À l'échelle du territoire, le volume concerné se mesure : environ 133 logements occupés par leur propriétaire, un bassin de travaux structuré autour de CC Entre Arroux, Loire et Somme, 213 diagnostics publiés pour 1 000 résidences principales. Ce volume ne préjuge d'aucune éligibilité individuelle : il indique seulement où se concentrent, à Marly-sur-Arroux, les situations où le scénario décrit sur cette page a le plus de chances d'être pertinent.
L'écueil le plus coûteux reste un engagement de conventionnement signé sans simuler le manque à gagner locatif. Sa reprise après coup coûte couramment 10 à 20 % du poste, soit 237 850 € à 475 700 € sur le chiffrage retenu à Marly-sur-Arroux — un montant qui n'est jamais couvert une seconde fois par l'aide, déjà consommée.
Coût complet plutôt que prix d'achat : 2 378 500 € pour la remise à niveau d'un logement mis en location à Marly-sur-Arroux, soit 118 925 € par an sur une durée d'usage de vingt ans, sous réserve que les critères de décence et un engagement de loyer maîtrisé soit tenu dans la durée. C'est cette valeur annualisée qui se compare à l'économie d'énergie.
À la réception à Marly-sur-Arroux, le document déterminant est le constat de décence après travaux. Il conditionne le versement du solde de l'aide, dont le montant maximal atteint 32 000 € pour un ménage très modeste et 18 000 € pour un ménage intermédiaire sur l'assiette de 40 000 € HT.
Ne signez rien avant l'accord : sur la remise à niveau d'un logement mis en location à Marly-sur-Arroux, l'antériorité du dossier est une condition d'éligibilité, pas une formalité. L'enjeu se chiffre à 32 000 € pour un profil très modeste et 18 000 € pour un profil intermédiaire.
Côté performance, la remise à niveau d'un logement mis en location pèse pour 40 à 60 % de la consommation totale. Sur la base conventionnelle appliquée à Marly-sur-Arroux en zone H1c, cela représente entre 10 473 et 15 709 kWh évités par an, soit 1 125 € à 1 687 € de facture en moins au tarif de référence 2026.

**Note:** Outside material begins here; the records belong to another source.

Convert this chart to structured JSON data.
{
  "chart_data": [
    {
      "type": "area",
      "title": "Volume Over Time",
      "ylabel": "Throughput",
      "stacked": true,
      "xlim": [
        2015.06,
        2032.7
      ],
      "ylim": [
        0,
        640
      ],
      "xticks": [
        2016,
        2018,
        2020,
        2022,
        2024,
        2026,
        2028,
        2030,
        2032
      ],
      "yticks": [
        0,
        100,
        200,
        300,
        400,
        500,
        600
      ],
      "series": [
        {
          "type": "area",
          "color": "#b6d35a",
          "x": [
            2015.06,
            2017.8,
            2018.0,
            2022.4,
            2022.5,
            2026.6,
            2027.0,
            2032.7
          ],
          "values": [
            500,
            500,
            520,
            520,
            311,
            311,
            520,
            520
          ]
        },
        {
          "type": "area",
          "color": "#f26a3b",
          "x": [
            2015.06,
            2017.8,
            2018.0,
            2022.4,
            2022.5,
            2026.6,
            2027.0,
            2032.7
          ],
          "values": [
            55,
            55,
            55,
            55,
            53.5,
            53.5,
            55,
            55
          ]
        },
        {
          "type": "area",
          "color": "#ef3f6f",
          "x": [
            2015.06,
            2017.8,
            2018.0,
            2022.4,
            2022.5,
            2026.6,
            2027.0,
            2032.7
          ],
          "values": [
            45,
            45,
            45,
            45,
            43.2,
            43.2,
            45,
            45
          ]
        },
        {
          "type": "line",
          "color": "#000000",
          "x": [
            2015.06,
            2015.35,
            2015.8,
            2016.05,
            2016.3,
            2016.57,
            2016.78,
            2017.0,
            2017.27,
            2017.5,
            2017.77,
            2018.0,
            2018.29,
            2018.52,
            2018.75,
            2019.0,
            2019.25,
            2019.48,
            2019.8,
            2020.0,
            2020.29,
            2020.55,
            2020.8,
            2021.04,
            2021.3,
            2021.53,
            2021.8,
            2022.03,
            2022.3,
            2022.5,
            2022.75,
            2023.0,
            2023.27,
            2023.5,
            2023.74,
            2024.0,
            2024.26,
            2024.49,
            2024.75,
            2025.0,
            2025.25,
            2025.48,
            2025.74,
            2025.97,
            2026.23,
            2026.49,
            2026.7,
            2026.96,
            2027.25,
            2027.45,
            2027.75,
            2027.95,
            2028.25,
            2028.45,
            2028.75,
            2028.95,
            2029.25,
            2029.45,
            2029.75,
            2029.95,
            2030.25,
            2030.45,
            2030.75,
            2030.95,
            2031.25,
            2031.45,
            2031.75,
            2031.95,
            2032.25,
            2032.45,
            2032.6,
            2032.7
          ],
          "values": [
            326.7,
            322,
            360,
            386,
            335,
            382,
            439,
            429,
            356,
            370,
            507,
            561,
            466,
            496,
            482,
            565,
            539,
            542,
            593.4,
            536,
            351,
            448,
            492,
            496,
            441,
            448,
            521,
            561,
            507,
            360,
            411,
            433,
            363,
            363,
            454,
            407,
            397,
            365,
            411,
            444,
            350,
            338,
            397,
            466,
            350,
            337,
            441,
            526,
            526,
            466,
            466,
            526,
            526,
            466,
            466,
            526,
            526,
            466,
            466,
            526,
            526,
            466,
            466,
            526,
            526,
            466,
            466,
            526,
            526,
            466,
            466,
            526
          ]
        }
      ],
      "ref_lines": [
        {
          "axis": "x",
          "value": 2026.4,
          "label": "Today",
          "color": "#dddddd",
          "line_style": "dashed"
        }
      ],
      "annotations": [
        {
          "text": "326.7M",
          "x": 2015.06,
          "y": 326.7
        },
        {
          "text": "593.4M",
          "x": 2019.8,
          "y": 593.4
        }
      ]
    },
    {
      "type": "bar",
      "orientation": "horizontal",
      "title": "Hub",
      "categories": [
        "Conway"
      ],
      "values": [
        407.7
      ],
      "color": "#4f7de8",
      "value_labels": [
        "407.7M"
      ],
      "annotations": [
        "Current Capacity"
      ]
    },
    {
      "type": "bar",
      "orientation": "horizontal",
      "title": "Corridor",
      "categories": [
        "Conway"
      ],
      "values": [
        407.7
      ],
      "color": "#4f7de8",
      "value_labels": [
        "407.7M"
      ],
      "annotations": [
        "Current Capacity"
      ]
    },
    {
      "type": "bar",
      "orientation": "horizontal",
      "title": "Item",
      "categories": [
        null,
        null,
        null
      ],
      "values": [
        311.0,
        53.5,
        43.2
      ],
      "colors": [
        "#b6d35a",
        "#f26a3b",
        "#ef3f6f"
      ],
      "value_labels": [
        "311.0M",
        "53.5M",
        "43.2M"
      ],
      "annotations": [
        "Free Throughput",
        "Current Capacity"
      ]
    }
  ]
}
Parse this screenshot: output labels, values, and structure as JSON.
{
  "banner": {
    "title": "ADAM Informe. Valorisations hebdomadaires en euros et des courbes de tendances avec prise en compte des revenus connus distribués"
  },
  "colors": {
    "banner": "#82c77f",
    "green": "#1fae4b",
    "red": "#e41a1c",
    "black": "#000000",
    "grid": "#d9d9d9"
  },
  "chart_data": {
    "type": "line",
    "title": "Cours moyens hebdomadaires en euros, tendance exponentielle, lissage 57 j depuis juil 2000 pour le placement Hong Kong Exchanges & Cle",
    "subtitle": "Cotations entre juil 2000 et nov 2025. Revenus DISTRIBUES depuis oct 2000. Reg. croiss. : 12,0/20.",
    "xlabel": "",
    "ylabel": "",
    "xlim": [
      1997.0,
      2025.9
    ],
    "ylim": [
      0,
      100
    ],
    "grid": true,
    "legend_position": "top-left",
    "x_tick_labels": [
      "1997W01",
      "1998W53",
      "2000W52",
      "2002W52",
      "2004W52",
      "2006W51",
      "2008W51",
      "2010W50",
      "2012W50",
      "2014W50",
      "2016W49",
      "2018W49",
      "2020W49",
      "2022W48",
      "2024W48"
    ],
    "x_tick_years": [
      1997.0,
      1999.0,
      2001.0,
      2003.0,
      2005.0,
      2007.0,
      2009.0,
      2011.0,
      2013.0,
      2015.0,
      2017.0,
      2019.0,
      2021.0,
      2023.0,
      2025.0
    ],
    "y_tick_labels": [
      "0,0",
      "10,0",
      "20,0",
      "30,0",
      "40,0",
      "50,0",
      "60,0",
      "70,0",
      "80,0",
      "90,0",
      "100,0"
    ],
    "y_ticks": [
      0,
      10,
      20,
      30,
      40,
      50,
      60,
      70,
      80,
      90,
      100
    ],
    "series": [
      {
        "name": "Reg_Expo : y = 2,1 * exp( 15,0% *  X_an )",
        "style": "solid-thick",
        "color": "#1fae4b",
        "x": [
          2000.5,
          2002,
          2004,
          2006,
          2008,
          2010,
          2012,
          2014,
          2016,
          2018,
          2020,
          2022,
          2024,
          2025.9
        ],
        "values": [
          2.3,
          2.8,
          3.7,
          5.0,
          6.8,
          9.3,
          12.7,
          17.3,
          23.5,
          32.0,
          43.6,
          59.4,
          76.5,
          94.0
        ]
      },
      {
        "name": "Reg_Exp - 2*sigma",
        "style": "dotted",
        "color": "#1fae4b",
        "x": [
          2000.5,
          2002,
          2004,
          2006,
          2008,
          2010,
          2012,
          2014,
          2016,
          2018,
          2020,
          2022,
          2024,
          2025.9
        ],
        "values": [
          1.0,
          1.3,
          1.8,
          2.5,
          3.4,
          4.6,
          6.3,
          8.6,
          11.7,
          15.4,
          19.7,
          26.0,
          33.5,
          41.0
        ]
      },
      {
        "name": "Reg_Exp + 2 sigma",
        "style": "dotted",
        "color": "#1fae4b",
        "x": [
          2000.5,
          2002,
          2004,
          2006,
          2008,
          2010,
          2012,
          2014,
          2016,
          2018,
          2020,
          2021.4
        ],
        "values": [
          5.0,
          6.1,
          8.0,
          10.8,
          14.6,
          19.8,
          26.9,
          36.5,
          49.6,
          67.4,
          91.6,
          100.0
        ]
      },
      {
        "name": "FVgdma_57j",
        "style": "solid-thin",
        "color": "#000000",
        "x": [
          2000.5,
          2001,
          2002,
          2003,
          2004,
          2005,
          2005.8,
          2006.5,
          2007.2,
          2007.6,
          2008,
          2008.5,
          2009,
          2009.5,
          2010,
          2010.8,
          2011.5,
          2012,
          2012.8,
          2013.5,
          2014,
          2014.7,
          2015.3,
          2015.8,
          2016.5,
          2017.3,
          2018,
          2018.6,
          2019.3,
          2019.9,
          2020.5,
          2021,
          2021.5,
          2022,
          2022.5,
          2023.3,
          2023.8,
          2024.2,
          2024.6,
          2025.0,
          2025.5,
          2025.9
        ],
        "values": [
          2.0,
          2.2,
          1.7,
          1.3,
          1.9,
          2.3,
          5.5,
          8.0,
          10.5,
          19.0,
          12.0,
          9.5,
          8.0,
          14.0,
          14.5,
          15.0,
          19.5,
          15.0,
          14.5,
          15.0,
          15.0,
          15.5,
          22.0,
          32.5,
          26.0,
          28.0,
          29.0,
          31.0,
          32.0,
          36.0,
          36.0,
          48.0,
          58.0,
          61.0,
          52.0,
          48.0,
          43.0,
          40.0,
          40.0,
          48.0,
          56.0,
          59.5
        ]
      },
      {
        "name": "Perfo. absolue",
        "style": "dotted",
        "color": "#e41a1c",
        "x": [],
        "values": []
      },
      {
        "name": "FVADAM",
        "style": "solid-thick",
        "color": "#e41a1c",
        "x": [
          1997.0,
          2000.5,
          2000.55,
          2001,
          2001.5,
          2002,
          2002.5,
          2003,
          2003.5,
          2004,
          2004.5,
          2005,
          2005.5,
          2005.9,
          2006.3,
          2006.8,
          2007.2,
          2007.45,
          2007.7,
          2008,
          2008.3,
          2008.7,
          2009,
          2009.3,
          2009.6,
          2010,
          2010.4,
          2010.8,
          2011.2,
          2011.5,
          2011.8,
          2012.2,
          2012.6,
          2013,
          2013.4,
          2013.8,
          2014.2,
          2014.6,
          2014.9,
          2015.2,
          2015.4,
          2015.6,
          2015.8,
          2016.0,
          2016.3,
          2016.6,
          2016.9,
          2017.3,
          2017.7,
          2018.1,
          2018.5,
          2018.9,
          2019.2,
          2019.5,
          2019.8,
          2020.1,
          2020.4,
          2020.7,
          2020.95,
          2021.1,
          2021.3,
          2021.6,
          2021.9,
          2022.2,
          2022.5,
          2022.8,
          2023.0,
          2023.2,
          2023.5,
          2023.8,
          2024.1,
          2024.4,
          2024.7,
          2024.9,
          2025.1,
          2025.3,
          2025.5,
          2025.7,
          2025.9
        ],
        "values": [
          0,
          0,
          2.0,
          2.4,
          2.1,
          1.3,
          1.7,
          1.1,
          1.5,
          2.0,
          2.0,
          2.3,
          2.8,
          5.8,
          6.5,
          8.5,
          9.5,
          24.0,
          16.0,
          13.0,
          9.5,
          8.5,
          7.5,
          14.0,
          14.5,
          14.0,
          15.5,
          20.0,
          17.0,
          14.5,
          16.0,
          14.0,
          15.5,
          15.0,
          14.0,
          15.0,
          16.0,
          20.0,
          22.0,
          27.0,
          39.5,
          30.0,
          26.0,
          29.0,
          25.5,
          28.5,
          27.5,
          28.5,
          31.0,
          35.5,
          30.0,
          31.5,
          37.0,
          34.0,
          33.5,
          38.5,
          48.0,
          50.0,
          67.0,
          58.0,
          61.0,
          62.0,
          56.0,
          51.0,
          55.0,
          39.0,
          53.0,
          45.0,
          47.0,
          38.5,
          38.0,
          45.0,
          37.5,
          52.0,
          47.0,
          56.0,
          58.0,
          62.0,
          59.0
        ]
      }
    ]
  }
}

Le relais de proximité compte autant que le barème national : à Marly-sur-Arroux est rattachée à CC Entre Arroux, Loire et Somme. Les conseillers France Rénov' de ce périmètre valident la cohérence du projet de la remise à niveau d'un logement mis en location et signalent les dispositifs locaux cumulables.
Statut d'occupation à Marly-sur-Arroux : 133 logements occupés par leur propriétaire, soit 88 % du parc. La décision d'engager la remise à niveau d'un logement mis en location y est directe ; ailleurs, elle passe par un bailleur dont le calcul de rentabilité et les aides diffèrent.